“You make me better today…”
What does progress look like in the later years of life? That question – or variations on that theme – haunted me throughout the season of Lent.
In our materialistic society, we so often define progress as a promotion, a better job, a bigger house, or a newer, flashier car. But Jan and I, in our senior years, have moved to a smaller dwelling, one we do not own. We still have two cars, but are not sure why.
As I come to terms with our move into a senior living community last year, I keep asking, “What’s next? What am I called to, now, in these later chapters of my life?”
I don’t yet have clear answers, but I want to share two quotations I’ve recently heard or read, quotations that somehow speak to my questions.
The first is from the early desert fathers. “Serapion … traveled once on a pilgrimage to Rome. Here he was told of a celebrated recluse, a woman who lived always in one small room, never going out. Skeptical about her way of life — for he himself was a great wanderer — Serapion called on her and asked, ‘Why are you sitting here?’ To which she replied, ‘I am not sitting; I am on a journey.’”
Could it be that the progress I am called to is not outward, but inward? Not a wide journey, but a deep one?

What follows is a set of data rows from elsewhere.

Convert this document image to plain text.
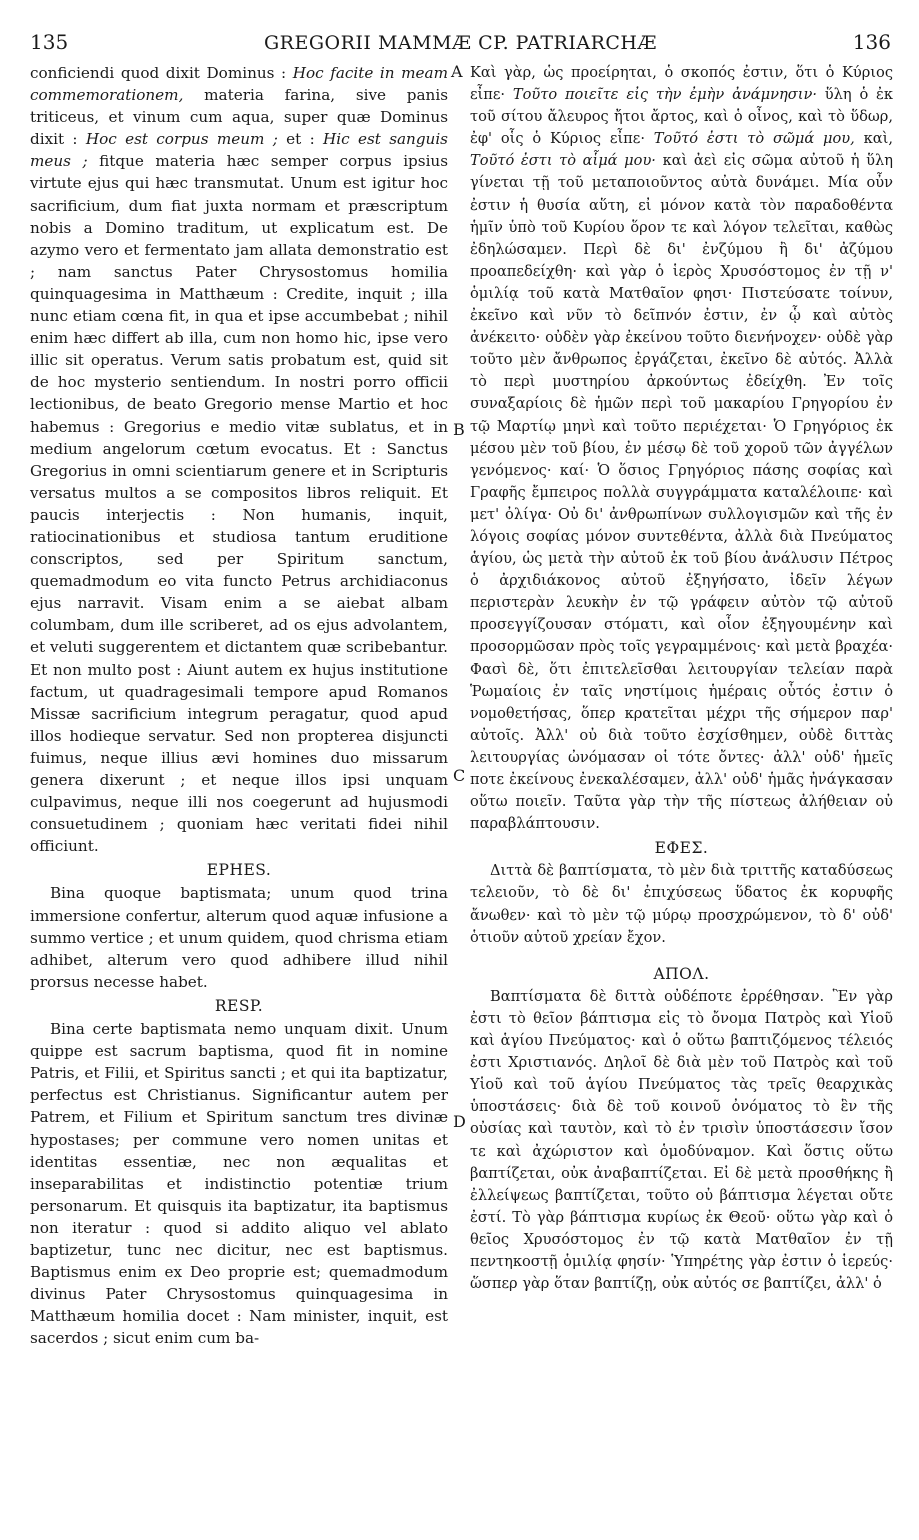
135	GREGORII MAMMÆ CP. PATRIARCHÆ	136
A
B
C
D

conficiendi quod dixit Dominus : Hoc facite in meam commemorationem, materia farina, sive panis triticeus, et vinum cum aqua, super quæ Dominus dixit : Hoc est corpus meum ; et : Hic est sanguis meus ; fitque materia hæc semper corpus ipsius virtute ejus qui hæc transmutat. Unum est igitur hoc sacrificium, dum fiat juxta normam et præscriptum nobis a Domino traditum, ut explicatum est. De azymo vero et fermentato jam allata demonstratio est ; nam sanctus Pater Chrysostomus homilia quinquagesima in Matthæum : Credite, inquit ; illa nunc etiam cœna fit, in qua et ipse accumbebat ; nihil enim hæc differt ab illa, cum non homo hic, ipse vero illic sit operatus. Verum satis probatum est, quid sit de hoc mysterio sentiendum. In nostri porro officii lectionibus, de beato Gregorio mense Martio et hoc habemus : Gregorius e medio vitæ sublatus, et in medium angelorum cœtum evocatus. Et : Sanctus Gregorius in omni scientiarum genere et in Scripturis versatus multos a se compositos libros reliquit. Et paucis interjectis : Non humanis, inquit, ratiocinationibus et studiosa tantum eruditione conscriptos, sed per Spiritum sanctum, quemadmodum eo vita functo Petrus archidiaconus ejus narravit. Visam enim a se aiebat albam columbam, dum ille scriberet, ad os ejus advolantem, et veluti suggerentem et dictantem quæ scribebantur. Et non multo post : Aiunt autem ex hujus institutione factum, ut quadragesimali tempore apud Romanos Missæ sacrificium integrum peragatur, quod apud illos hodieque servatur. Sed non propterea disjuncti fuimus, neque illius ævi homines duo missarum genera dixerunt ; et neque illos ipsi unquam culpavimus, neque illi nos coegerunt ad hujusmodi consuetudinem ; quoniam hæc veritati fidei nihil officiunt.

EPHES.

Bina quoque baptismata; unum quod trina immersione confertur, alterum quod aquæ infusione a summo vertice ; et unum quidem, quod chrisma etiam adhibet, alterum vero quod adhibere illud nihil prorsus necesse habet.

RESP.

Bina certe baptismata nemo unquam dixit. Unum quippe est sacrum baptisma, quod fit in nomine Patris, et Filii, et Spiritus sancti ; et qui ita baptizatur, perfectus est Christianus. Significantur autem per Patrem, et Filium et Spiritum sanctum tres divinæ hypostases; per commune vero nomen unitas et identitas essentiæ, nec non æqualitas et inseparabilitas et indistinctio potentiæ trium personarum. Et quisquis ita baptizatur, ita baptismus non iteratur : quod si addito aliquo vel ablato baptizetur, tunc nec dicitur, nec est baptismus. Baptismus enim ex Deo proprie est; quemadmodum divinus Pater Chrysostomus quinquagesima in Matthæum homilia docet : Nam minister, inquit, est sacerdos ; sicut enim cum ba-

Καὶ γὰρ, ὡς προείρηται, ὁ σκοπός ἐστιν, ὅτι ὁ Κύριος εἶπε· Τοῦτο ποιεῖτε εἰς τὴν ἐμὴν ἀνάμνησιν· ὕλη ὁ ἐκ τοῦ σίτου ἄλευρος ἤτοι ἄρτος, καὶ ὁ οἶνος, καὶ τὸ ὕδωρ, ἐφ' οἷς ὁ Κύριος εἶπε· Τοῦτό ἐστι τὸ σῶμά μου, καὶ, Τοῦτό ἐστι τὸ αἷμά μου· καὶ ἀεὶ εἰς σῶμα αὐτοῦ ἡ ὕλη γίνεται τῇ τοῦ μεταποιοῦντος αὐτὰ δυνάμει. Μία οὖν ἐστιν ἡ θυσία αὕτη, εἰ μόνον κατὰ τὸν παραδοθέντα ἡμῖν ὑπὸ τοῦ Κυρίου ὅρον τε καὶ λόγον τελεῖται, καθὼς ἐδηλώσαμεν. Περὶ δὲ δι' ἐνζύμου ἢ δι' ἀζύμου προαπεδείχθη· καὶ γὰρ ὁ ἱερὸς Χρυσόστομος ἐν τῇ ν' ὁμιλίᾳ τοῦ κατὰ Ματθαῖον φησι· Πιστεύσατε τοίνυν, ἐκεῖνο καὶ νῦν τὸ δεῖπνόν ἐστιν, ἐν ᾧ καὶ αὐτὸς ἀνέκειτο· οὐδὲν γὰρ ἐκείνου τοῦτο διενήνοχεν· οὐδὲ γὰρ τοῦτο μὲν ἄνθρωπος ἐργάζεται, ἐκεῖνο δὲ αὐτός. Ἀλλὰ τὸ περὶ μυστηρίου ἀρκούντως ἐδείχθη. Ἐν τοῖς συναξαρίοις δὲ ἡμῶν περὶ τοῦ μακαρίου Γρηγορίου ἐν τῷ Μαρτίῳ μηνὶ καὶ τοῦτο περιέχεται· Ὁ Γρηγόριος ἐκ μέσου μὲν τοῦ βίου, ἐν μέσῳ δὲ τοῦ χοροῦ τῶν ἀγγέλων γενόμενος· καί· Ὁ ὅσιος Γρηγόριος πάσης σοφίας καὶ Γραφῆς ἔμπειρος πολλὰ συγγράμματα καταλέλοιπε· καὶ μετ' ὀλίγα· Οὐ δι' ἀνθρωπίνων συλλογισμῶν καὶ τῆς ἐν λόγοις σοφίας μόνον συντεθέντα, ἀλλὰ διὰ Πνεύματος ἁγίου, ὡς μετὰ τὴν αὐτοῦ ἐκ τοῦ βίου ἀνάλυσιν Πέτρος ὁ ἀρχιδιάκονος αὐτοῦ ἐξηγήσατο, ἰδεῖν λέγων περιστερὰν λευκὴν ἐν τῷ γράφειν αὐτὸν τῷ αὐτοῦ προσεγγίζουσαν στόματι, καὶ οἷον ἐξηγουμένην καὶ προσορμῶσαν πρὸς τοῖς γεγραμμένοις· καὶ μετὰ βραχέα· Φασὶ δὲ, ὅτι ἐπιτελεῖσθαι λειτουργίαν τελείαν παρὰ Ῥωμαίοις ἐν ταῖς νηστίμοις ἡμέραις οὗτός ἐστιν ὁ νομοθετήσας, ὅπερ κρατεῖται μέχρι τῆς σήμερον παρ' αὐτοῖς. Ἀλλ' οὐ διὰ τοῦτο ἐσχίσθημεν, οὐδὲ διττὰς λειτουργίας ὠνόμασαν οἱ τότε ὄντες· ἀλλ' οὐδ' ἡμεῖς ποτε ἐκείνους ἐνεκαλέσαμεν, ἀλλ' οὐδ' ἡμᾶς ἠνάγκασαν οὕτω ποιεῖν. Ταῦτα γὰρ τὴν τῆς πίστεως ἀλήθειαν οὐ παραβλάπτουσιν.

ΕΦΕΣ.

Διττὰ δὲ βαπτίσματα, τὸ μὲν διὰ τριττῆς καταδύσεως τελειοῦν, τὸ δὲ δι' ἐπιχύσεως ὕδατος ἐκ κορυφῆς ἄνωθεν· καὶ τὸ μὲν τῷ μύρῳ προσχρώμενον, τὸ δ' οὐδ' ὁτιοῦν αὐτοῦ χρείαν ἔχον.

ΑΠΟΛ.

Βαπτίσματα δὲ διττὰ οὐδέποτε ἐρρέθησαν. Ἓν γὰρ ἐστι τὸ θεῖον βάπτισμα εἰς τὸ ὄνομα Πατρὸς καὶ Υἱοῦ καὶ ἁγίου Πνεύματος· καὶ ὁ οὕτω βαπτιζόμενος τέλειός ἐστι Χριστιανός. Δηλοῖ δὲ διὰ μὲν τοῦ Πατρὸς καὶ τοῦ Υἱοῦ καὶ τοῦ ἁγίου Πνεύματος τὰς τρεῖς θεαρχικὰς ὑποστάσεις· διὰ δὲ τοῦ κοινοῦ ὀνόματος τὸ ἓν τῆς οὐσίας καὶ ταυτὸν, καὶ τὸ ἐν τρισὶν ὑποστάσεσιν ἴσον τε καὶ ἀχώριστον καὶ ὁμοδύναμον. Καὶ ὅστις οὕτω βαπτίζεται, οὐκ ἀναβαπτίζεται. Εἰ δὲ μετὰ προσθήκης ἢ ἐλλείψεως βαπτίζεται, τοῦτο οὐ βάπτισμα λέγεται οὔτε ἐστί. Τὸ γὰρ βάπτισμα κυρίως ἐκ Θεοῦ· οὕτω γὰρ καὶ ὁ θεῖος Χρυσόστομος ἐν τῷ κατὰ Ματθαῖον ἐν τῇ πεντηκοστῇ ὁμιλίᾳ φησίν· Ὑπηρέτης γὰρ ἐστιν ὁ ἱερεύς· ὥσπερ γὰρ ὅταν βαπτίζῃ, οὐκ αὐτός σε βαπτίζει, ἀλλ' ὁ
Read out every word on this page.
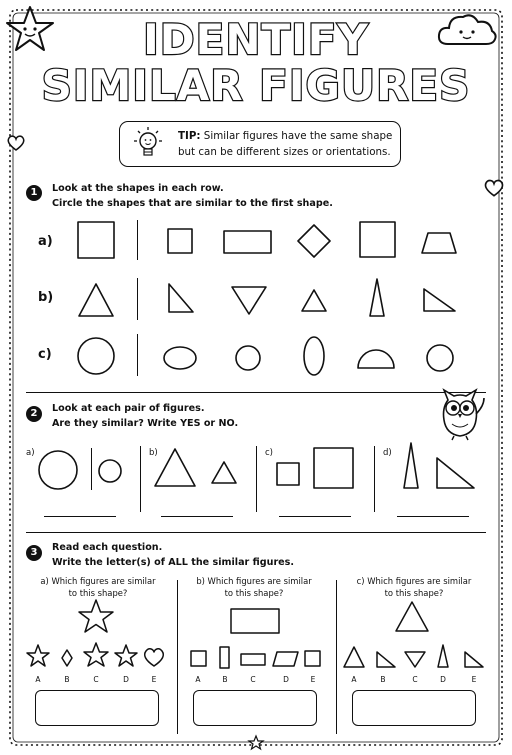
IDENTIFY
SIMILAR FIGURES
TIP: Similar figures have the same shape
but can be different sizes or orientations.
1	Look at the shapes in each row.
Circle the shapes that are similar to the first shape.
a)
b)
c)
2	Look at each pair of figures.
Are they similar? Write YES or NO.
a)	b)	c)	d)
3	Read each question.
Write the letter(s) of ALL the similar figures.
a) Which figures are similar
to this shape?
b) Which figures are similar
to this shape?
c) Which figures are similar
to this shape?
A	B	C	D	E	A	B	C	D	E	A	B	C	D	E
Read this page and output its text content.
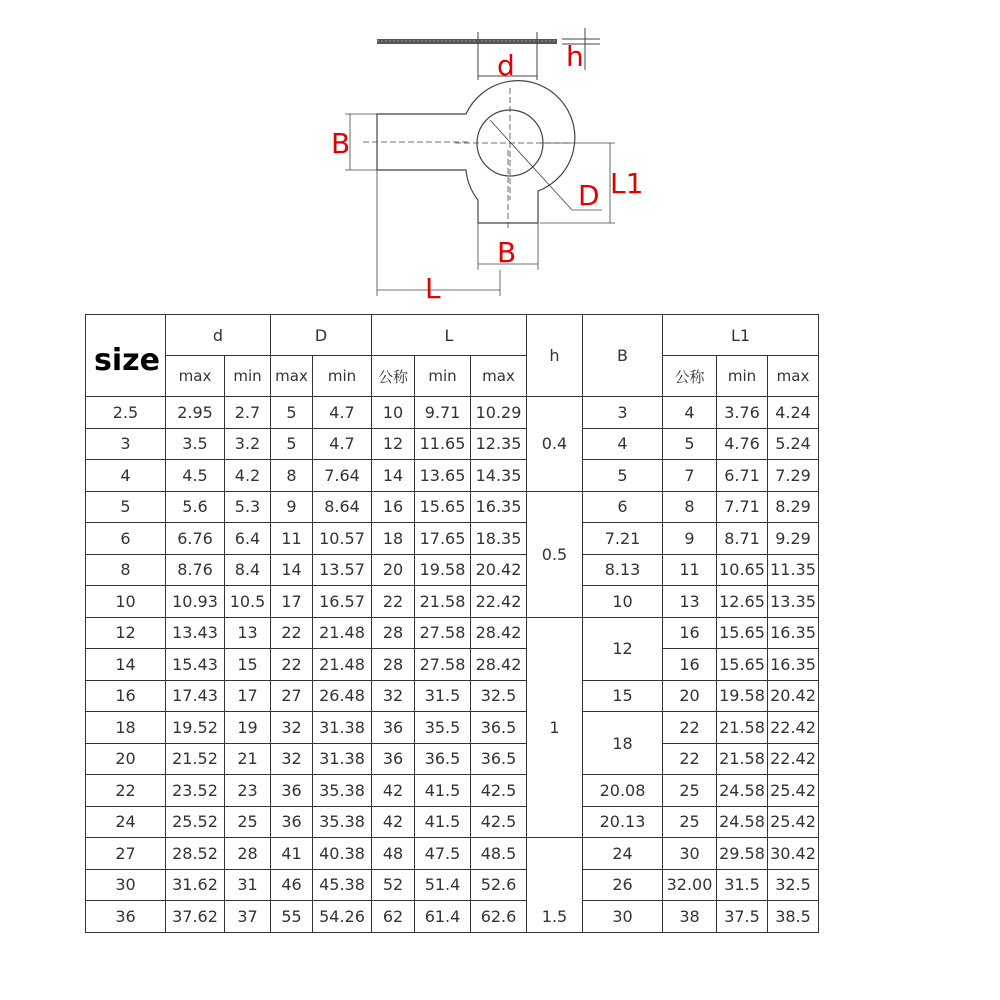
d h
B
D L1
B
L
size	d		D		L			h	B	L1		
	max	min	max	min	公称	min	max			公称	min	max
2.5	2.95	2.7	5	4.7	10	9.71	10.29	0.4	3	4	3.76	4.24
3	3.5	3.2	5	4.7	12	11.65	12.35		4	5	4.76	5.24
4	4.5	4.2	8	7.64	14	13.65	14.35		5	7	6.71	7.29
5	5.6	5.3	9	8.64	16	15.65	16.35	0.5	6	8	7.71	8.29
6	6.76	6.4	11	10.57	18	17.65	18.35		7.21	9	8.71	9.29
8	8.76	8.4	14	13.57	20	19.58	20.42		8.13	11	10.65	11.35
10	10.93	10.5	17	16.57	22	21.58	22.42		10	13	12.65	13.35
12	13.43	13	22	21.48	28	27.58	28.42	1	12	16	15.65	16.35
14	15.43	15	22	21.48	28	27.58	28.42			16	15.65	16.35
16	17.43	17	27	26.48	32	31.5	32.5		15	20	19.58	20.42
18	19.52	19	32	31.38	36	35.5	36.5		18	22	21.58	22.42
20	21.52	21	32	31.38	36	36.5	36.5			22	21.58	22.42
22	23.52	23	36	35.38	42	41.5	42.5		20.08	25	24.58	25.42
24	25.52	25	36	35.38	42	41.5	42.5		20.13	25	24.58	25.42
27	28.52	28	41	40.38	48	47.5	48.5	1.5	24	30	29.58	30.42
30	31.62	31	46	45.38	52	51.4	52.6		26	32.00	31.5	32.5
36	37.62	37	55	54.26	62	61.4	62.6		30	38	37.5	38.5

The second quotation, from Thomas Merton, suggests that such an inward journey can bear surprising fruit. Living in solitude, Merton mused, “Solitude … that excludes everything else but solitude is worthless. True solitude embraces everything, for it is the fullness of love that rejects nothing and no one, and is open to All in All.” He adds, “A solitude that is not simply the wide-openness of love and freedom is nothing.”*
What is true progress? Perhaps it is one more step, or two, on the deep journey toward awe and wonder, toward the fullness of love.
Better today. Than I was before. Perhaps that is true progress.
--Bill
*A Year with Thomas Merton: Daily Meditations from His Journals, ed. Jonathan Montaldo (Harper-Collins, 2005), p. 159.